I have a deeper appreciation and hope for that verse every day. Yes, I maintain hope for Isaiah’s miraculous healing. But, my hope is rooted in something much, much bigger and much, much grander than any success or triumph or joy this breath of a life has to offer. My hope is rooted in something eternal that will make even the greatest of earthly suffering pale in comparison to the glory that awaits. Paul sums it up quite well, actually: “If only for this life we have hope in Christ, we are of all people most to be pitied.” It’s not that this life can’t be great; it’s just that this temporary life is a terrible place in which to root eternal hope.

At this point in this blog post, I’m sure that you are quite tired of reading; but, I feel the need to leave you with one last story. Sorry.

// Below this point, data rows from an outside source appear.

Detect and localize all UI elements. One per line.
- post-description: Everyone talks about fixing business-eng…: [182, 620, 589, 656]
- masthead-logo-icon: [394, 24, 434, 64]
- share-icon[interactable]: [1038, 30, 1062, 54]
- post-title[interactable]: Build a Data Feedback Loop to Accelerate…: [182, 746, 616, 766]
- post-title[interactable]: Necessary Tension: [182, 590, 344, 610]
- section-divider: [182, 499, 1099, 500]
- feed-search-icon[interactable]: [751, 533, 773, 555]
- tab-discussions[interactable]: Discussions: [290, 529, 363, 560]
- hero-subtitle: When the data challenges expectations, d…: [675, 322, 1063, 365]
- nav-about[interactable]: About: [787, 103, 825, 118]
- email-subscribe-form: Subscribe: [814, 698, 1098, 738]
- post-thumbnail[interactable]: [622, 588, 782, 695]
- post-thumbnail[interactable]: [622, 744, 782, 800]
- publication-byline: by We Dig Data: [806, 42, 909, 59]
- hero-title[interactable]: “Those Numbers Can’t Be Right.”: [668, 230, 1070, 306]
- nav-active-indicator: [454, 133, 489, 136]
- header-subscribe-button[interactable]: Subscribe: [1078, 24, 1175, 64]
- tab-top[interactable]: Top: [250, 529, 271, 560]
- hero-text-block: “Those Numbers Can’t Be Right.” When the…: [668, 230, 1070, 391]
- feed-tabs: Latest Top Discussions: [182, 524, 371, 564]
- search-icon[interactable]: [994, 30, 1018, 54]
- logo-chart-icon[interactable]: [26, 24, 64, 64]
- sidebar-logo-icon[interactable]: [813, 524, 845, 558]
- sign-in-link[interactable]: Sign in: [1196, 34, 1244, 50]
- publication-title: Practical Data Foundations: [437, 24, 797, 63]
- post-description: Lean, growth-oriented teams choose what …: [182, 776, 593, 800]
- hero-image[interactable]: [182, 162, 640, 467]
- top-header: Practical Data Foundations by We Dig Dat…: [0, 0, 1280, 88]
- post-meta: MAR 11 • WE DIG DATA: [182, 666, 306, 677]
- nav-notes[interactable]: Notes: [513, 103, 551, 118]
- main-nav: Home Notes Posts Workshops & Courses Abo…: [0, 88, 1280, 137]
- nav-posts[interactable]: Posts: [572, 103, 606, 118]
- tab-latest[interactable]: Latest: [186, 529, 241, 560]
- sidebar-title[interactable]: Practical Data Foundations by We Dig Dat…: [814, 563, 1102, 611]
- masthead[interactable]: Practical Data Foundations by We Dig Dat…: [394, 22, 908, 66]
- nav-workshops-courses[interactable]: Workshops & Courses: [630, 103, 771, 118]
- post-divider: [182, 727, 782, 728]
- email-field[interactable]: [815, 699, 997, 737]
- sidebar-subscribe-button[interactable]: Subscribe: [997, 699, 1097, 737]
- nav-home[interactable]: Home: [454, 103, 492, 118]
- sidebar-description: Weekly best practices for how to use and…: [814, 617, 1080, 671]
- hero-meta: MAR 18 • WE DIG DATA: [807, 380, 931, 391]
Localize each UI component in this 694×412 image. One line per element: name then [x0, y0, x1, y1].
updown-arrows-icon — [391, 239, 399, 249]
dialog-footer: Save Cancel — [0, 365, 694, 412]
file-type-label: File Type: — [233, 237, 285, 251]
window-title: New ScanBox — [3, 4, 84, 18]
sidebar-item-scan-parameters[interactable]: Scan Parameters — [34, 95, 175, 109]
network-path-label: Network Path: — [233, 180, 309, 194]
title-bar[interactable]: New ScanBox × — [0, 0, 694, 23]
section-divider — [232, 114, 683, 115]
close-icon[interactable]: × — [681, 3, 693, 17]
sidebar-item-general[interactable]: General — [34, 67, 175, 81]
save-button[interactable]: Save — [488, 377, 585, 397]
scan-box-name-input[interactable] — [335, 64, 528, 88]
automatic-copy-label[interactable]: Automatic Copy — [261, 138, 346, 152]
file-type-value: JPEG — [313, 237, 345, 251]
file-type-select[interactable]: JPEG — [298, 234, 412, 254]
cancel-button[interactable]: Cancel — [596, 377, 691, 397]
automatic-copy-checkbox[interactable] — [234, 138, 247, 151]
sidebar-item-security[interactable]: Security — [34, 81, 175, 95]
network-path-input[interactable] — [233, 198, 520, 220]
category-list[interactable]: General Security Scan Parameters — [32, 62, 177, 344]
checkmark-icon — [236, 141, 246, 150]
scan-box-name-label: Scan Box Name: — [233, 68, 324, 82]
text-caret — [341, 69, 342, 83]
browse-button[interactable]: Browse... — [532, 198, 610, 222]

One day, a few months ago, I found myself at my wits’ end. (It was far from the first time or last time, but you’ll see why it was significant in a moment.) Careese and I were holding Isaiah as he was struggling. Really struggling. He had just vomited everywhere and aspirated some of his vomit. He was breathing erratically and struggling to maintain oxygen. His heart rate was 140. His eyes were bloodshot. He was going into and out of full-body seizures. A couple of his siblings looked on in horror. We sat there holding our boy—beyond broken, beyond frustrated, covered in vomit—wrangling the suction machine, ambu bag, oxygen tubes, and a mess of towels. As Isaiah stabilized and we sat there in the aftermath, I was thinking, “There is no way I could describe this feeling. It’s not fair. It’s not humane. No one could possibly understand what it is like to watch your son—the same son who you used to laugh and run and play catch with and who filled your heart with a billion other perfect memories—suffer and die like this…while those who love him most watch helplessly. It’s too much. It’s too hard. Where is God in this? No good can come from this. No one could possibly understand what Careese and I are going through.” Immediately, there was a still soft voice that popped into my head along with an image of the cross. I’m not one who regularly hears an audible voice from God. But, this time, it was clear; and, for a moment, all the chaos was silenced.

“I do. I understand.”

I say all of that to say this: if you, like us, find yourself utterly pummeled in the midst of a living nightmare…if you feel as though you’re walking through the valley of the shadow of death, I’d encourage you to give the teachings of Jesus of Nazareth a shot. I pray that you’ll find the same hope and encouragement that we’ve found. I pray that you’ll feel the comfort of a God who is with you in the valley of the shadow of death, not in a transcendent/avoidant/detached/let’s-pretend-everything’s-ok way, but in a “with you in the mess” way….in an “it’s ok to cry out, yell, and vent all your hurt, frustration, and anger” way. God can take it. He has taken it. And he will take it. That’s part of the power of the cross. Sure, I find overwhelming peace that the mental and physical burden of life after death, salvation, and attaining a joyful eternity was removed from me and placed on someone else’s shoulders. That’s a massive relief—especially when life keeps punching you in the mouth. Simultaneously though, the cross was the ultimate show of empathy...an empathy no other religion offers. Emmanuel. God with us.